Al Gore ha dichiarato che chi nega la responsabilità umana del riscaldamento globale è pagato dagli inquinatori. Lo stile delle dichiarazioni ricorda quelle del mafioso pluriomicida Spatuzza, che parla tanto per emettere aria - alquanto fetida, in verità - ma con tanti allocchi intorno disposti a respirarla a pieni polmoni. Mentre Al Gore non può offrire dimostrazione alcuna della malafede che, a suo dire, animerebbe quelli che egli chiama negazionisti, noi possiamo offrire ampi indizi della sua malafede.

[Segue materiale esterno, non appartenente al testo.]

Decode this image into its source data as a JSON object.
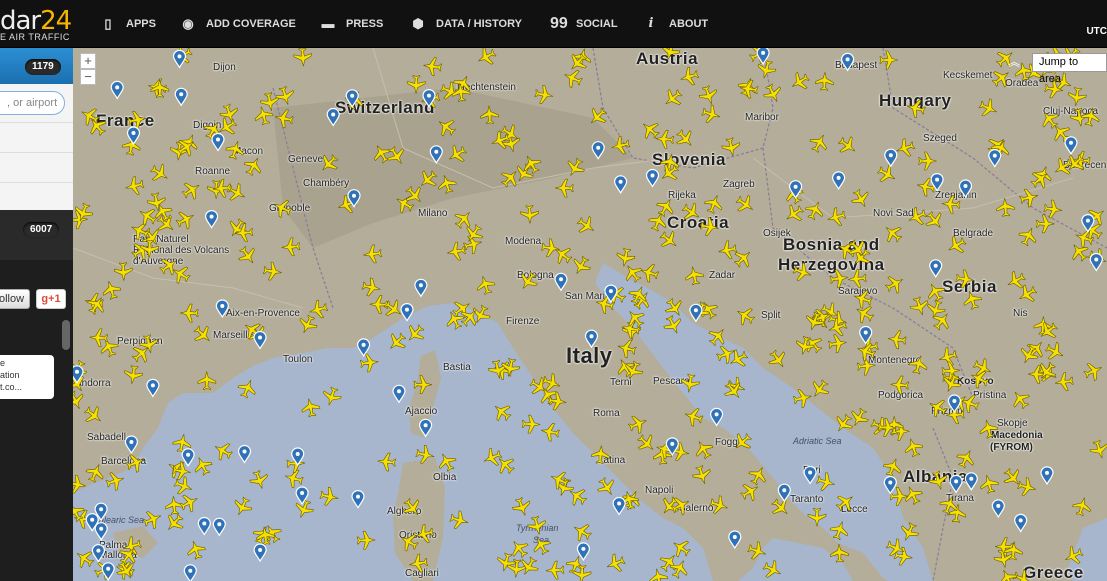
{
  "header": {
    "logo_text": "dar",
    "logo_num": "24",
    "tagline": "E AIR TRAFFIC",
    "utc": "UTC",
    "nav": [
      {
        "label": "APPS",
        "icon": "mobile-icon"
      },
      {
        "label": "ADD COVERAGE",
        "icon": "eye-icon"
      },
      {
        "label": "PRESS",
        "icon": "speech-bubble-icon"
      },
      {
        "label": "DATA / HISTORY",
        "icon": "database-icon"
      },
      {
        "label": "SOCIAL",
        "icon": "quote-icon"
      },
      {
        "label": "ABOUT",
        "icon": "info-icon"
      }
    ]
  },
  "sidebar": {
    "count_top": "1179",
    "search_placeholder": ", or airport",
    "count_total": "6007",
    "follow_label": "ollow",
    "gplus_label": "g+1",
    "box_lines": [
      "e",
      "ation",
      "t.co..."
    ]
  },
  "map": {
    "zoom_in": "+",
    "zoom_out": "−",
    "jump_label": "Jump to area",
    "countries": [
      "France",
      "Switzerland",
      "Austria",
      "Hungary",
      "Slovenia",
      "Croatia",
      "Bosnia and",
      "Herzegovina",
      "Serbia",
      "Italy",
      "Kosovo",
      "Albania",
      "Greece",
      "Liechtenstein"
    ],
    "cities": [
      "Dijon",
      "Budapest",
      "Oradea",
      "Cluj-Napoca",
      "Maribor",
      "Digoin",
      "Macon",
      "Roanne",
      "Geneve",
      "Chambéry",
      "Grenoble",
      "Parc Naturel",
      "Régional des Volcans",
      "d'Auvergne",
      "Aix-en-Provence",
      "Marseille",
      "Toulon",
      "Perpignan",
      "Andorra",
      "Sabadell",
      "Barcelona",
      "Milano",
      "Bologna",
      "San Marino",
      "Modena",
      "Firenze",
      "Rijeka",
      "Zagreb",
      "Zadar",
      "Split",
      "Sarajevo",
      "Novi Sad",
      "Szeged",
      "Belgrade",
      "Zrenjanin",
      "Montenegro",
      "Pristina",
      "Prizren",
      "Skopje",
      "Macedonia",
      "(FYROM)",
      "Foggia",
      "Bari",
      "Taranto",
      "Lecce",
      "Pescara",
      "Terni",
      "Roma",
      "Latina",
      "Napoli",
      "Salerno",
      "Ajaccio",
      "Olbia",
      "Alghero",
      "Oristano",
      "Cagliari",
      "Palma",
      "Mallorca",
      "Tirana",
      "Debrecen",
      "Kecskemet",
      "Osijek",
      "Podgorica",
      "Nis",
      "Bastia"
    ],
    "seas": [
      "Adriatic Sea",
      "Tyrrhenian",
      "Sea",
      "Balearic Sea"
    ],
    "plane_color": "#f5e000",
    "pin_color": "#2f72b8",
    "land_color": "#b3ad9a",
    "water_color": "#a7b6cc"
  }
}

La stessa parola - negazionisti - è deliberatamente usata per evocare un automatico accostamento ai negazionisti dell’Olocausto nazista; il che, se spinto fino alle logiche conseguenze, vorrebbe suggerire la messa sotto processo dei dissidenti in tema di clima per crimini contro l’umanità. Privo di argomenti, insomma, Al Gore ci liquida accusandoci di essere criminali e pagati.

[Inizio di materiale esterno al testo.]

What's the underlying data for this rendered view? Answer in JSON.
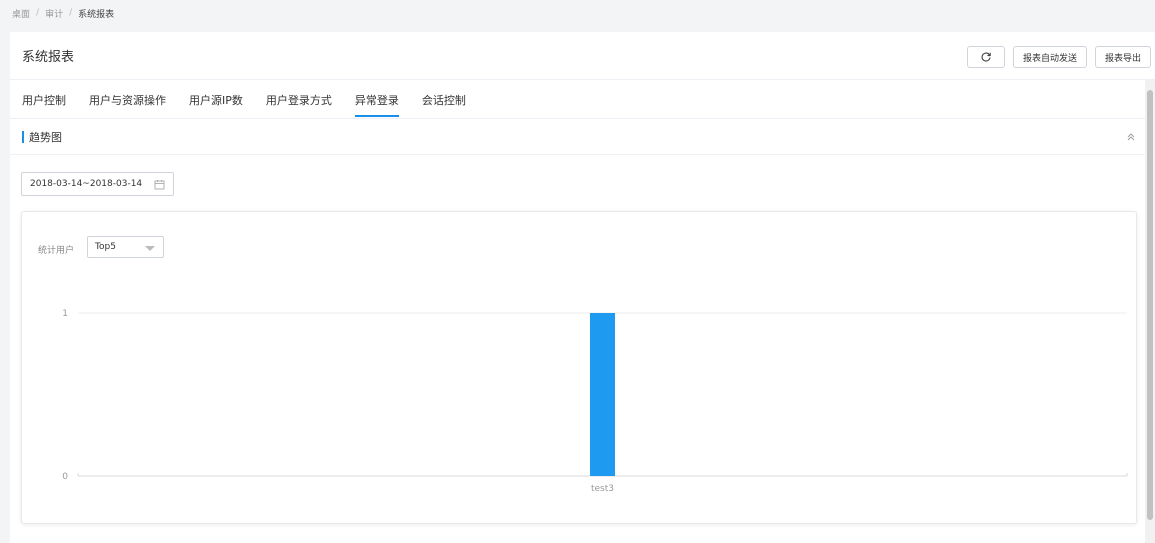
{
  "breadcrumb": {
    "items": [
      "桌面",
      "审计",
      "系统报表"
    ],
    "separator": "/"
  },
  "header": {
    "title": "系统报表",
    "actions": {
      "refresh_icon": "refresh-icon",
      "auto_send": "报表自动发送",
      "export": "报表导出"
    }
  },
  "tabs": [
    {
      "label": "用户控制",
      "active": false
    },
    {
      "label": "用户与资源操作",
      "active": false
    },
    {
      "label": "用户源IP数",
      "active": false
    },
    {
      "label": "用户登录方式",
      "active": false
    },
    {
      "label": "异常登录",
      "active": true
    },
    {
      "label": "会话控制",
      "active": false
    }
  ],
  "section": {
    "title": "趋势图",
    "collapse_icon": "double-chevron-up-icon"
  },
  "filter": {
    "date_range": "2018-03-14~2018-03-14",
    "calendar_icon": "calendar-icon"
  },
  "chart_panel": {
    "stat_label": "统计用户",
    "select_value": "Top5"
  },
  "colors": {
    "accent": "#1a8fe8",
    "bar": "#1e9bf0"
  },
  "chart_data": {
    "type": "bar",
    "categories": [
      "test3"
    ],
    "values": [
      1
    ],
    "title": "",
    "xlabel": "",
    "ylabel": "",
    "ylim": [
      0,
      1
    ],
    "yticks": [
      0,
      1
    ],
    "grid": true
  }
}
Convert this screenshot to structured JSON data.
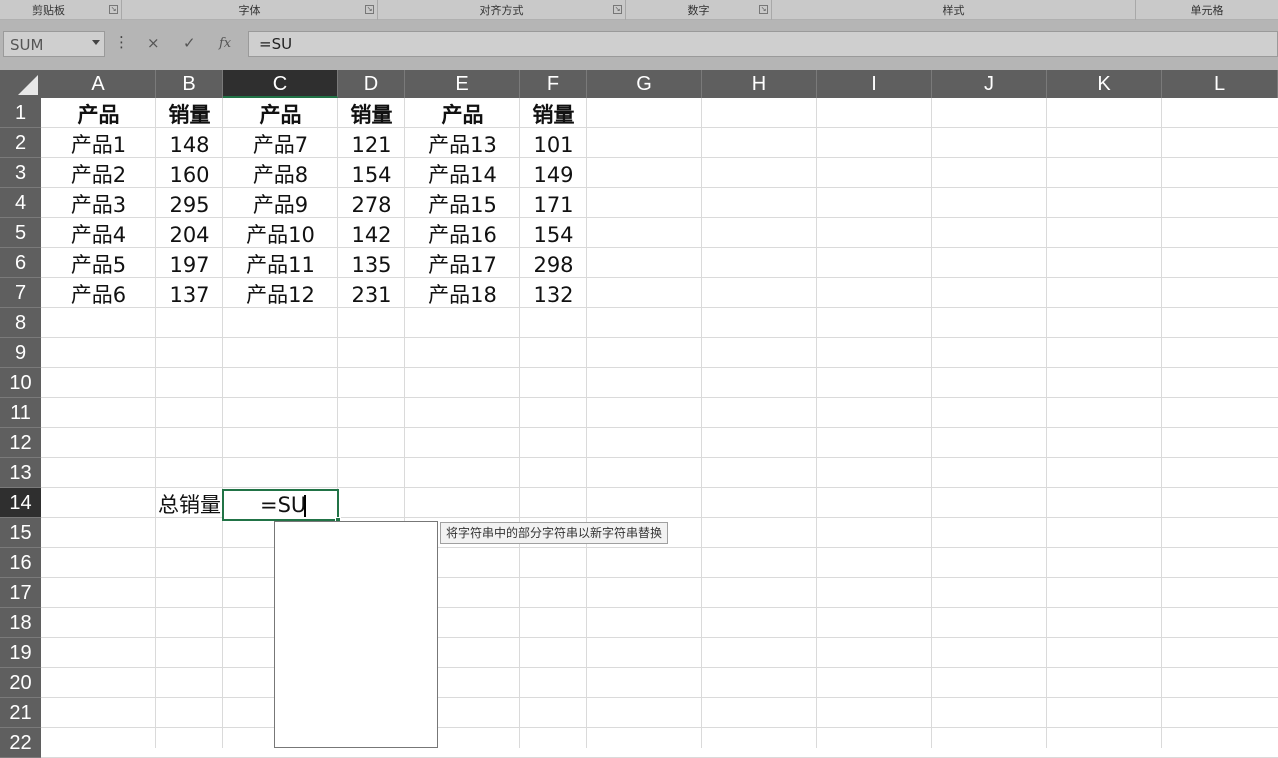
{
  "ribbon": {
    "groups": [
      {
        "label": "剪贴板",
        "launcher": true
      },
      {
        "label": "字体",
        "launcher": true
      },
      {
        "label": "对齐方式",
        "launcher": true
      },
      {
        "label": "数字",
        "launcher": true
      },
      {
        "label": "样式",
        "launcher": false
      },
      {
        "label": "单元格",
        "launcher": false
      }
    ]
  },
  "formula_bar": {
    "name_box": "SUM",
    "more_icon": "vertical-dots-icon",
    "cancel_icon": "×",
    "enter_icon": "✓",
    "function_icon": "fx",
    "formula": "=SU"
  },
  "sheet": {
    "columns": [
      "A",
      "B",
      "C",
      "D",
      "E",
      "F",
      "G",
      "H",
      "I",
      "J",
      "K",
      "L"
    ],
    "selected_column": "C",
    "rows": [
      "1",
      "2",
      "3",
      "4",
      "5",
      "6",
      "7",
      "8",
      "9",
      "10",
      "11",
      "12",
      "13",
      "14",
      "15",
      "16",
      "17",
      "18",
      "19",
      "20",
      "21",
      "22"
    ],
    "selected_row": "14",
    "table": [
      [
        "产品",
        "销量",
        "产品",
        "销量",
        "产品",
        "销量"
      ],
      [
        "产品1",
        "148",
        "产品7",
        "121",
        "产品13",
        "101"
      ],
      [
        "产品2",
        "160",
        "产品8",
        "154",
        "产品14",
        "149"
      ],
      [
        "产品3",
        "295",
        "产品9",
        "278",
        "产品15",
        "171"
      ],
      [
        "产品4",
        "204",
        "产品10",
        "142",
        "产品16",
        "154"
      ],
      [
        "产品5",
        "197",
        "产品11",
        "135",
        "产品17",
        "298"
      ],
      [
        "产品6",
        "137",
        "产品12",
        "231",
        "产品18",
        "132"
      ]
    ],
    "total_label": "总销量",
    "active_cell_text": "=SU"
  },
  "autocomplete": {
    "tooltip": "将字符串中的部分字符串以新字符串替换"
  },
  "colors": {
    "header_bg": "#5f5f5f",
    "selected_header_bg": "#2f2f2f",
    "accent": "#217346",
    "gridline": "#dadada"
  }
}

Dico «ci» perché io sarei un negazionista: sono membro dell’N-Ipcc, una istituzione internazionale che ha fornito ampie e documentate prove della totale assenza di responsabilità umana sul clima del pianeta. Ma sto ancora cercando nel mio conto in banca, non avendoli ancora trovati, i proventi di quei pagamenti.

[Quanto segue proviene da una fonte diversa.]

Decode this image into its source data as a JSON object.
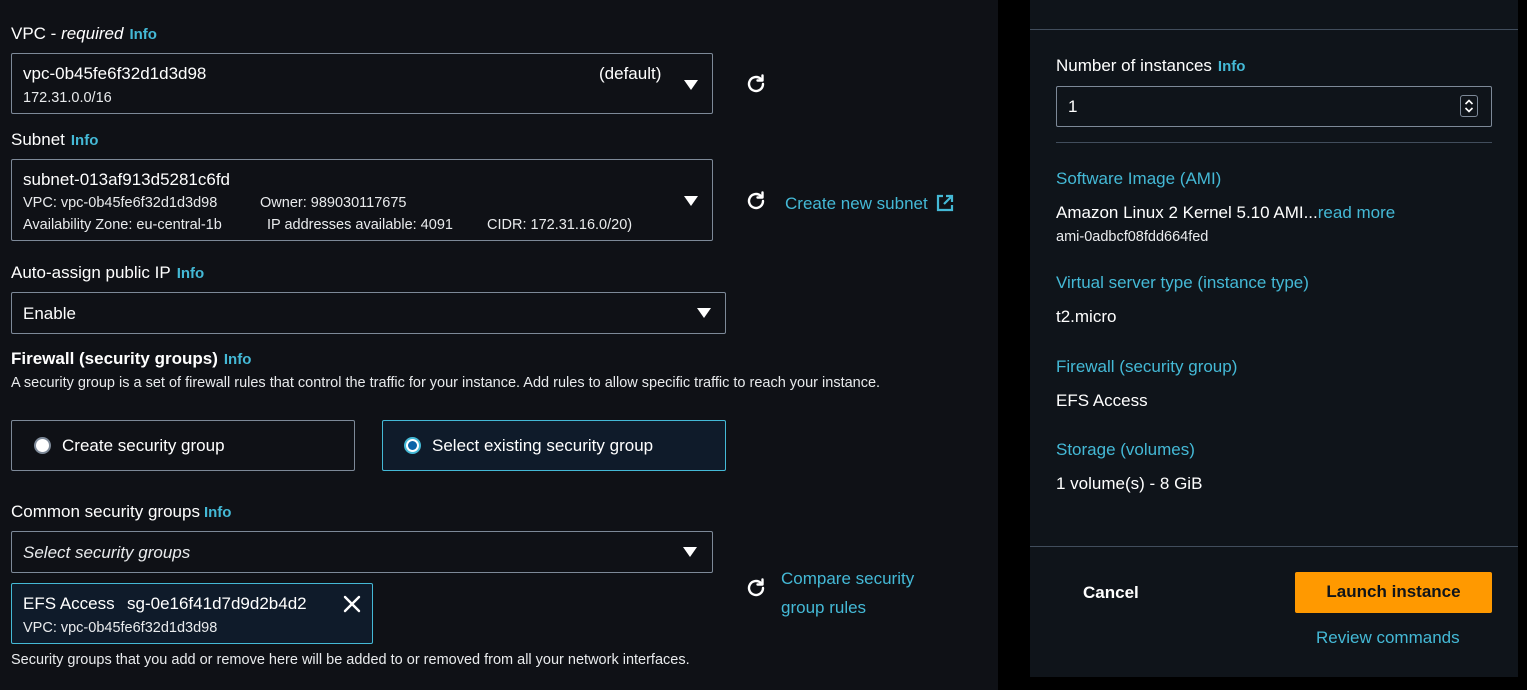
{
  "vpc": {
    "label": "VPC - ",
    "required": "required",
    "info": "Info",
    "value": "vpc-0b45fe6f32d1d3d98",
    "default_tag": "(default)",
    "cidr": "172.31.0.0/16"
  },
  "subnet": {
    "label": "Subnet",
    "info": "Info",
    "value": "subnet-013af913d5281c6fd",
    "vpc_line": "VPC: vpc-0b45fe6f32d1d3d98",
    "owner": "Owner: 989030117675",
    "az": "Availability Zone: eu-central-1b",
    "ips": "IP addresses available: 4091",
    "cidr": "CIDR: 172.31.16.0/20)",
    "create_link": "Create new subnet"
  },
  "auto_ip": {
    "label": "Auto-assign public IP",
    "info": "Info",
    "value": "Enable"
  },
  "firewall": {
    "label": "Firewall (security groups)",
    "info": "Info",
    "description": "A security group is a set of firewall rules that control the traffic for your instance. Add rules to allow specific traffic to reach your instance.",
    "option_create": "Create security group",
    "option_select": "Select existing security group"
  },
  "common_sg": {
    "label": "Common security groups",
    "info": "Info",
    "placeholder": "Select security groups",
    "compare_line1": "Compare security",
    "compare_line2": "group rules",
    "token_name": "EFS Access",
    "token_id": "sg-0e16f41d7d9d2b4d2",
    "token_vpc": "VPC: vpc-0b45fe6f32d1d3d98",
    "footnote": "Security groups that you add or remove here will be added to or removed from all your network interfaces."
  },
  "summary": {
    "instances_label": "Number of instances",
    "instances_info": "Info",
    "instances_value": "1",
    "ami_head": "Software Image (AMI)",
    "ami_value": "Amazon Linux 2 Kernel 5.10 AMI...",
    "ami_read_more": "read more",
    "ami_id": "ami-0adbcf08fdd664fed",
    "type_head": "Virtual server type (instance type)",
    "type_value": "t2.micro",
    "fw_head": "Firewall (security group)",
    "fw_value": "EFS Access",
    "storage_head": "Storage (volumes)",
    "storage_value": "1 volume(s) - 8 GiB",
    "cancel": "Cancel",
    "launch": "Launch instance",
    "review": "Review commands"
  },
  "colors": {
    "accent": "#44b9d6",
    "launch": "#ff9900",
    "border": "#7d8998"
  }
}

Al contrario, invece, in questi giorni è emersa la colossale frode che proprio ad Al Gore ha fruttato il Nobel per la pace. Dovremmo però dire ri-emersa, visto che è da almeno 10 anni che è noto l’imbroglio. Il suo premio Al Gore lo ha diviso con l’Ipcc, il noto comitato dell’Onu investito del problema climatico. Orbene, l’Ipcc era gravato dal pregiudizio già sul nascere, visto che il suo statuto recitava che compito del comitato era «stabilire, in modo completo, oggettivo, aperto e trasparente, le informazioni scientifiche, tecniche e socio-economiche rilevanti per comprendere le basi scientifiche dei rischi dei cambiamenti climatici indotti dalle attività umane». Insomma, l’Ipcc aveva già deciso che le attività umane influenzano il clima prima ancora di cominciare a operare. Nel suo Primo Rapporto (1990), lacunoso nell’ignorare gli effetti del vapore acqueo, delle nuvole e del sole sul clima della Terra, e ignorando gli scienziati che sottolineavano la lacuna, l’Ipcc «prediceva» ciò che i politici dell’Onu volevano predicesse: il disastro planetario come conseguenza dell’immissione in atmosfera della CO2. Il Secondo Rapporto (1996) si macchiò addirittura dell’infamia di gravi alterazioni nella stesura del Riassunto che fu poi dato in pasto all’opinione pubblica, tant’è che diversi scienziati dello stesso Ipcc protestarono (memorabile è la lettera di denuncia, pubblicata sul Wall Street Journal, di Frederick Seitz, presidente della Società di fisica e dell’Accademia nazionale delle scienze americane). Il Terzo Rapporto dell’Ipcc è invece memorabile per aver fatto proprio e diffuso il famoso grafico «a mazza da hockey» delle temperature medie globali, prodotto della «ricerca» di un inesperto studente, tale Michael Mann (poi subito gratificato con incarichi spropositati al proprio curriculum), il quale aveva cancellato con un tratto di penna sia il periodo caldo medioevale che la successiva piccola era glaciale, facendo apparire le temperature attuali le più elevate del millennio (sappiamo invece che per un paio di secoli attorno all’anno Mille il pianeta fu più caldo di adesso). Quel grafico indusse l’approvazione operativa del Protocollo di Kyoto, ma fu subito dopo dimostrato essere un falso scientifico, tant’è che il Quarto Rapporto dell’Ipcc (2007) neanche lo cita più.
Il terrore diffuso dai Rapporti dell’Ipcc ha attirato l’attenzione dei media, che ha incrementato il flusso di risorse, che a sua volta ha vieppiù foraggiato la propaganda politica, in un vortice senza fine. Si sono creati nuovi «posti di lavoro», occupati da una pletora di persone prive di alcuna competenza scientifica, ma che traggono così di che vivere.